Dünya üzerindeki egemenliğine tehdit olarak gördüğü, yeni oyuncular gördüğünde, çıkarları üzerine bina ettiği jeopolitik ve ekonomik dengeler değiştiğinde, farklı ittifaklarla kurulduğunda, mevcut duruma uygun yeni bir oyun senaryosu kurup oynamasındaki başarısı küresel güç olarak varlığını bugüne kadar sürdürmesine yardımcı oldu.
AB ‘nin ekonomik ve siyasal başarısı, kızıl kapitalist Çin’in serbest piyasa ekonomisinin en büyük savunucusu haline gelerek küresel sermayenin çekim merkezi olması, ABD ‘yi tedirgin etti. Küresel sermayenin yeni güvenilir limanlar bulması, ABD ekonomisi için ve dolayısıyla dünya üzerindeki egemenliği için tehlike çanları çalmaya başladığının işaret fişeği görevini gördü.
Çin, Şi Cinping yönetiminde “Tek yol, tek kuşak” gibi büyük projelerle dış dünyaya açılırken, kendisini yeniledi ve küresel bir oyuncu haline dönüştü. Bunun karşılığında ABD, kendi içerisindeki iktidar kavgaları sonucu, kendini yenilemede geciktikçe, dünya üzerindeki ekonomik, teknolojik, güvenlik konularında ki güç kaymalarını yönetemez hale gelmeye başladı.
ABD uzun zamandır her geçen gün kendi aleyhine değişim gösteren dünyadaki gelişmelere çözüm arıyor. İlk olarak, kendisi için hem ekonomik rakip, hem de stratejik hasım olarak gördüğü devletlerin güçlü ve zayıf yönlerini ortaya koyarak bir plan hazırladı. Bu ülkelerin temel özellikleri teknoloji zengini, enerji fakiri olan ülkeler. İşte bu açıdan ABD bu ülkelerin büyük oranda enerji ihtiyaçlarını tedarik ettiği Ortadoğu ülkelerine çökmekle başladı. Ortalığı ateşe verdi.

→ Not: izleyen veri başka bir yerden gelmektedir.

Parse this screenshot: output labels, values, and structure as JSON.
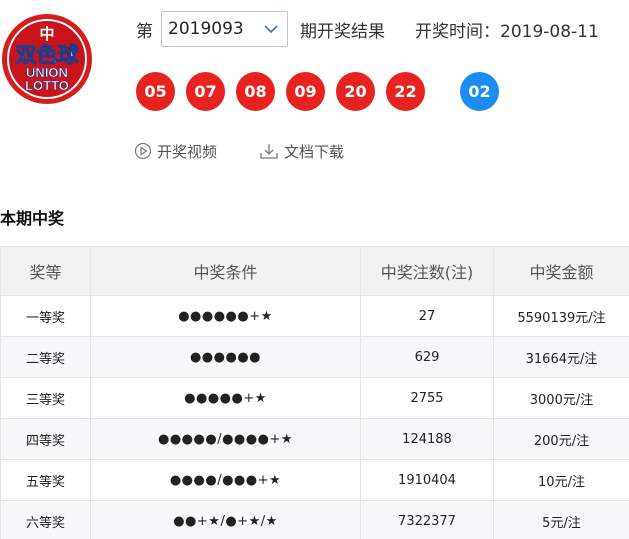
{
  "logo": {
    "main_text": "双色球",
    "sub_text_top": "UNION",
    "sub_text_bottom": "LOTTO",
    "top_mark": "中",
    "colors": {
      "outer": "#d61d1d",
      "inner": "#c8141a",
      "text": "#ffffff",
      "shadow": "#1a3c8f"
    }
  },
  "header": {
    "prefix": "第",
    "issue": "2019093",
    "result_label": "期开奖结果",
    "time_label": "开奖时间：2019-08-11"
  },
  "balls": {
    "red": [
      "05",
      "07",
      "08",
      "09",
      "20",
      "22"
    ],
    "blue": [
      "02"
    ],
    "colors": {
      "red": "#e8231f",
      "blue": "#1a8cf2"
    }
  },
  "links": [
    {
      "label": "开奖视频",
      "icon": "play-circle-icon"
    },
    {
      "label": "文档下载",
      "icon": "download-icon"
    }
  ],
  "section_title": "本期中奖",
  "table": {
    "headers": [
      "奖等",
      "中奖条件",
      "中奖注数(注)",
      "中奖金额"
    ],
    "rows": [
      {
        "level": "一等奖",
        "condition": "●●●●●●+★",
        "count": "27",
        "amount": "5590139元/注"
      },
      {
        "level": "二等奖",
        "condition": "●●●●●●",
        "count": "629",
        "amount": "31664元/注"
      },
      {
        "level": "三等奖",
        "condition": "●●●●●+★",
        "count": "2755",
        "amount": "3000元/注"
      },
      {
        "level": "四等奖",
        "condition": "●●●●●/●●●●+★",
        "count": "124188",
        "amount": "200元/注"
      },
      {
        "level": "五等奖",
        "condition": "●●●●/●●●+★",
        "count": "1910404",
        "amount": "10元/注"
      },
      {
        "level": "六等奖",
        "condition": "●●+★/●+★/★",
        "count": "7322377",
        "amount": "5元/注"
      }
    ]
  }
}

Ortadoğu kaynayan kazan, yakıtı petrol ve doğalgaz, çakmağı DEAŞ, PKK gibi terör örgütleri, kazanın içinde pişen Müslümanlar. Ateşten ısınanlar, karnını şişirenler, küresel devletler.
İkinci olarak, kendisine ekonomik rakip, stratejik hasım olarak gördüğü enerji fakiri ülkelerin ihtiyaçlarını tedarik ettiği, enerji zengini Rusya’nın emperyalist hırslarını da harekete geçirerek ortak bir yenidünya düzeni kurmakta anlaştıklarını düşünüyorum. ABD Başkanı Donald Trump, Dışişleri Bakanı Rex Tillerson’u görevden alıp, yerine CIA Başkanı Mike Pompeo ‘yu ataması, bu iki devlet arasında ki stratejik gizli işbirliğinin derinleşerek dahada artacağının bir göstergesi olarak gözüküyor.
Birileri hala ABD Başkanı Donald Trump’ın görevden alınacağını gerçekçi olmayan bir bakış açısıyla yazıp çiziyor. Ancak özellikle Dışişleri Bakanlığındaki bu değişim de ortaya koydu ki Donald TRUMP Başkanlığını her geçen gün dahada sağlamlaştırıyor. Herkes bu duruma göre stratejilerini belirlerlerse, daha doğru kararlar alabilir, daha öngörülebilir adımlar atmış olurlar.